The Office and Professional Employees International Union Local 2 voted last week to authorize a seven-day strike beginning Oct. 14, joining employees in other Kaiser regions.
The union covers all employees at Kaiser’s clinics who are not doctors or nurses. About 4,500 employees from the mid-Atlantic region — which includes Maryland, Virginia and Washington — participated in the vote, and 97% of those employees voted to authorize the strike.
The union hopes that the strike authorization is a tool to help it achieve its goals of protecting higher pay for new hires and preserving their pension fund, said Grace Reckers, a union organizer.
“We want to come to a settlement,” she said. “We don’t want to have to go on a strike.”
The local union also hopes to match a national contract that would pay local workers more.
The national contract expired last September and was renewed for a year while the two sides negotiated. The local contract is set to expire later this year, Reckers said.
OPEIU Local 2 is part of a coalition of unions representing Kaiser employees that is bargaining with the health care provider. With 80,000 workers in six states and D.C., the unions believe this would be the largest strike in the U.S. in more than two decades.
The two sides have been bargaining for months, and Kaiser believes that it has made a competitive offer.
In a statement, Kaiser said its offer includes higher higher-than-market averages and maintains its benefits. The company also rejected union claims that Kaiser would cut pay and make changes to the pension plan.
“Unfortunately, the OPEIU leadership has decided to use the threat of a strike as a bargaining tactic, designed to divide employees and mischaracterize Kaiser Permanente’s position, even though most of the contracts don’t expire until October,” Kaiser said in a statement.
Kaiser Permanente operates 20 medical centers in Maryland, including three hubs, facilities that include all services under one roof. It has hubs in Gaithersburg, Halethorpe and Largo and plans to open a fourth hub in Timonium in 2021.
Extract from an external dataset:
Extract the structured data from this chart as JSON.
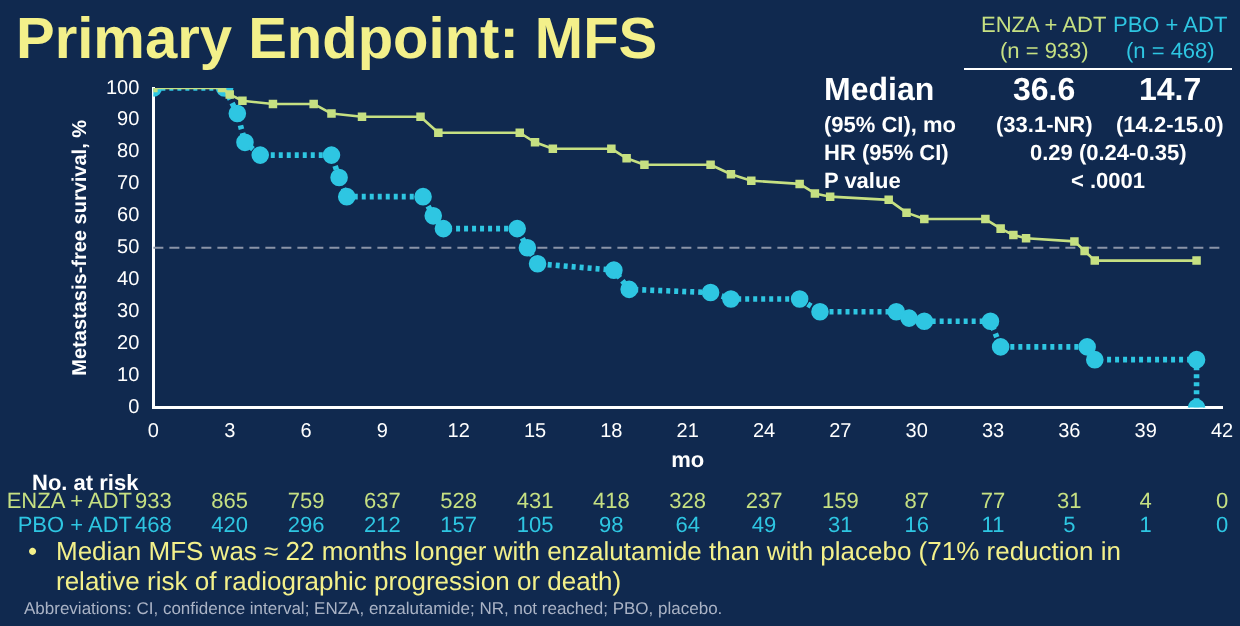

Kaiser is a health insurer whose model includes running medical centers as a way to help reduce costs. Kaiser also believes the hubs can help improve patient outcomes.
The strike would include picket lines at these locations. Members who show up to the picket lines will receive a small stipend from the union’s strike fund, Reckers said.
The union understands that a strike could be disruptive to patients who go to the centers, but believes that the strike will help improve its leverage. It also believes improving pay and benefits for employees will help improve patient services down the line by attracting higher-quality employees.
“It’s really up to Kaiser to end the strike and to make sure that patients are taken care of,” Reckers said. “If they want to make sure that patients are taken care of then they can come to the bargaining table.”
But Kaiser said the threat of a strike was “not fair” to the communities Kaiser serves.
“At a time when we are working hard to keep our care affordable, the Coalition’s demands are not fair to our members and the communities we serve,” Kaiser’s statement said. “Despite the union leadership’s disruptive tactics, we are hopeful our employees will value our proposal and OPEIU and the other Coalition unions will move forward with us to reach a new agreement.”